I am an inner-city Member. Most of my constituents work in the public sector. Many of them are women, and many of those women are in female-headed households. They do not have private sector jobs to step into, and they do not have a man to keep them at home. When families lose their major wage earner it is a huge blow to them, and I fear that it may take years for those families and communities to recover. Women will lose out whether or not they are mothers. Support for children has been cut by a huge £2.4 billion, but even when that is discounted women without children will still pay more than men. When we discount all the benefit changes that will affect mothers, women will still pay £3.6 billion towards the deficit compared with £1.9 billion for men—that is twice the amount—and, as we know, the cuts in benefits will only exacerbate existing inequalities in income between men and women.

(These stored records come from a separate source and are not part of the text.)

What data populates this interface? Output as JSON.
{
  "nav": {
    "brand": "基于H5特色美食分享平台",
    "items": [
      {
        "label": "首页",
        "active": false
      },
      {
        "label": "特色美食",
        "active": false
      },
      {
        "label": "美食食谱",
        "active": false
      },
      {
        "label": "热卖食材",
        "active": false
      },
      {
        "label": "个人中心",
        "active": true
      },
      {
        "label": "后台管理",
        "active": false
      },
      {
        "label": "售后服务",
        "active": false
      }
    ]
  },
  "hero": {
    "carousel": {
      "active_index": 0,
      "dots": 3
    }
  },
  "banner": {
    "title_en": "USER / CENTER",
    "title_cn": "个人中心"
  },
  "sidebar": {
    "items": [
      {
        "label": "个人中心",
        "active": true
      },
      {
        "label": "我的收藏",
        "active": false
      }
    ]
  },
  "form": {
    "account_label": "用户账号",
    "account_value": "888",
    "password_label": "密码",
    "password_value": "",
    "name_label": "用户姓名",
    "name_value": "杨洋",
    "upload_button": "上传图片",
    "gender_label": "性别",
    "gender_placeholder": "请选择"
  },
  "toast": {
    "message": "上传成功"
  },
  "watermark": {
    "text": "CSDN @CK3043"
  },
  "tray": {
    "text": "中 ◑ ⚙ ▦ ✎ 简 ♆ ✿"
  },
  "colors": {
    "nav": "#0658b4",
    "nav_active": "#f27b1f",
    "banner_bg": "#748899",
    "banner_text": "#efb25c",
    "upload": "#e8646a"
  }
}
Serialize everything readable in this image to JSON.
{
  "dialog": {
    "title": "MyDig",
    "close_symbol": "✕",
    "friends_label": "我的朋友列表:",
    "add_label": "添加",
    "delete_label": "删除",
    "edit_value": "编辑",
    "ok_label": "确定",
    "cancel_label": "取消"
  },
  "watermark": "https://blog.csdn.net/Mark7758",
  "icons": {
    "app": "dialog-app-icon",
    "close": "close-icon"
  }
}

Underlying the Government’s package—this Government who claim to be new, warm and inclusive—is a very old-fashioned view of society. I was very struck to hear Iain Duncan Smith, who has looked at poverty issues—
Order. May I gently say to the hon. Lady that she should not refer to other Members by name?
I was very struck to hear the Secretary of State for Work and Pensions, who has paid a lot of attention to poverty issues, saying that he thought it was important that people were prepared to move around the country from estate to estate in search of work. What family model is he thinking of? The family model he is thinking of is one where only the husband works. It did not seem to occur to him that many of these families also have women who work and who are not willing to pack up and follow their husband around the country. There are some very old-fashioned views of society here.
The Budget, together with the likely changes to the welfare system, seems to me to be more supportive of an outdated male breadwinner and dependent female carer model than the dual earner, dual carer model, which is more representative of society whether in Hackney, inner-city Newcastle or middle England. In short, it suggests that the Government are, for all the window dressing, out of touch and unwilling to move with the times.
The House will not need to be reminded that women rely more on benefits and tax credits than men. A larger share of women’s income is made up of benefits and tax credits. More women than men earn too little—because women are largely among the lower paid—to benefit from the change in income tax thresholds. Women are also more likely to work part time or unpaid, meaning they rely on benefits, particularly tax credits, to boost their income. These changes and the cuts to benefits have been dubbed the worst for women since the creation of the welfare state. I have therefore called this debate in order to put on the record the fact that I think this Budget is not just bad for Britain, but bad for women in Britain.
The Chancellor of the Exchequer insists that his Budget is a progressive Budget but, sadly, that only proves to me that this distinguished product of St Paul’s school does not understand the technical meanings of “progressive” and “regressive” in respect of economic matters. Under any analysis this is a regressive Budget because, in relative terms, it takes more from the poor than from the rich.
Impugning integrity is neither desirable nor orderly. Perhaps I did not hear as clearly as the hon. Lady heard, but I shall listen intently. To my knowledge, nothing disorderly has occurred, but the hon. Lady is a long-standing—I will not say old, because she is not old—campaigner, and she has put her view forcefully on the record.